Let us hope she is as good as her word and allows incoming Chief Investment Officer Ben Meng enough time to give a proper look at what departing CIO Ted Eliopoulos and Frost have been pushing. On the one hand, given the lack of research and apparent lack of budgets or plans, he won’t have much to review. However, any prudent manager would want to make a proper assessment, and that would presumably mean trying to fill in the many blanks heretofore left empty. And that also assumes that Meng is comfortable with the scheme when he takes a hard look at the risks versus the (so far not specified at all) benefits.
Earth to Frost: Innovation is not a benefit. It is at most a means to an end.
The board has apparently been content to let the staff bring them a private equity Rube Goldberg machine and not do any verification. Even the board’s conflicted fiduciary counsel (by virtue of not just representing staff but also having staff direct her work with the board and pay her bills) hasn’t made an appearance since May, which would seem to be a bare minimum step in due diligence. We’ve heard rumors that CalPERS’ private equity consultant Meketa has been kept well away from this scheme.

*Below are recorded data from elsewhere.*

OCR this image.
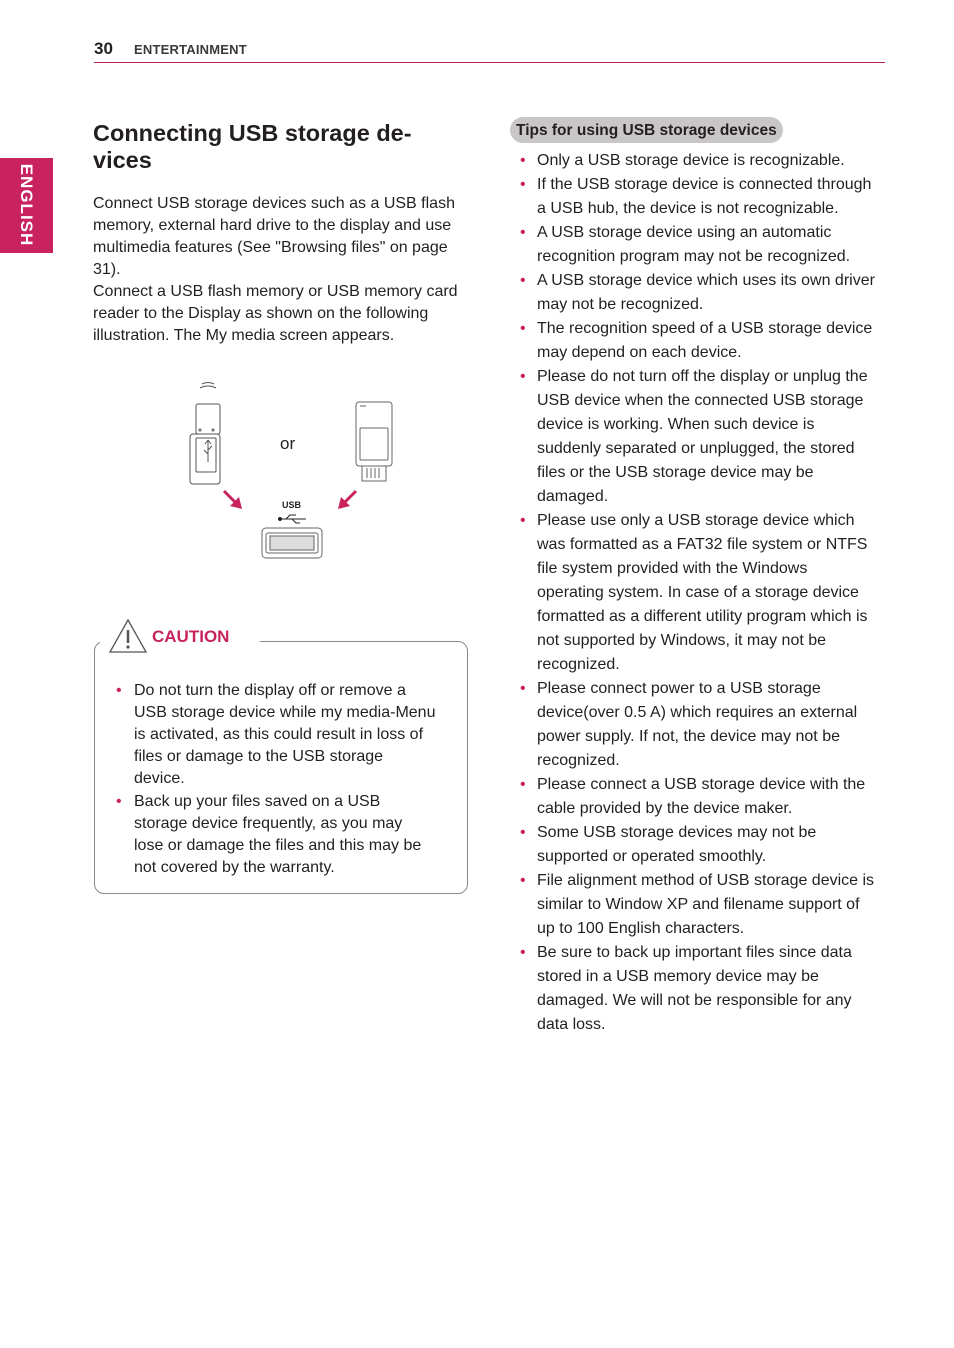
30 ENTERTAINMENT
ENGLISH
Connecting USB storage de-
vices

Connect USB storage devices such as a USB flash memory, external hard drive to the display and use multimedia features (See "Browsing files" on page 31).

Connect a USB flash memory or USB memory card reader to the Display as shown on the following illustration. The My media screen appears.

or
USB
CAUTION
• Do not turn the display off or remove a USB storage device while my media-Menu is activated, as this could result in loss of files or damage to the USB storage device.
• Back up your files saved on a USB storage device frequently, as you may lose or damage the files and this may be not covered by the warranty.
Tips for using USB storage devices
• Only a USB storage device is recognizable.
• If the USB storage device is connected through a USB hub, the device is not recognizable.
• A USB storage device using an automatic recognition program may not be recognized.
• A USB storage device which uses its own driver may not be recognized.
• The recognition speed of a USB storage device may depend on each device.
• Please do not turn off the display or unplug the USB device when the connected USB storage device is working. When such device is suddenly separated or unplugged, the stored files or the USB storage device may be damaged.
• Please use only a USB storage device which was formatted as a FAT32 file system or NTFS file system provided with the Windows operating system. In case of a storage device formatted as a different utility program which is not supported by Windows, it may not be recognized.
• Please connect power to a USB storage device(over 0.5 A) which requires an external power supply. If not, the device may not be recognized.
• Please connect a USB storage device with the cable provided by the device maker.
• Some USB storage devices may not be supported or operated smoothly.
• File alignment method of USB storage device is similar to Window XP and filename support of up to 100 English characters.
• Be sure to back up important files since data stored in a USB memory device may be damaged. We will not be responsible for any data loss.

So having given the board the mushroom treatment throughout, Frost is now trying to shirk her responsibility in this matter by telling the board it’s on the hook for any governance failures, when she’s the one who has been trying to foist this untested new investment machinery them. How this board can possibly trust someone who is willing to dump risk on them while denying them the information and resources needed to make an informed decision is beyond me. The only sensible conclusion is that Frost sees significant personal upside in getting this done and is delighted that someone else will wind up holding the bag.
1 Note that CalPERS’ “emerging manager” program allows CalPERS to invest in the first, second, or third fund launched by a private equity firm (see “Program Parameters“). CalPERS’ disclosure is deficient. Its Private Equity Program Fund Performance Review shows two emerging manager funds run by Grosvenor, GCM Grosvenor DEM, L.P. and GCM Grosvenor DEM II, L.P. with different vintage years, committed capital and returns. Yet if you click on each link, both take you to the same page, for GCM Grosvenor DEM, L.P., which shows 22 funds. One of them is apparently the fourth fund by one of the private equity firm, NovaQuest Pharma Opportunities Fund IV, L.P., which is not consistent with the program requirements, and it has also scored the worst results, a -25.1% IRR. However, you can infer they are all small funds by virtue of the small amount of invested capital in each, which means Kaplan’s other reservation about emerging managers, that small-sized funds generally underperform, also applies.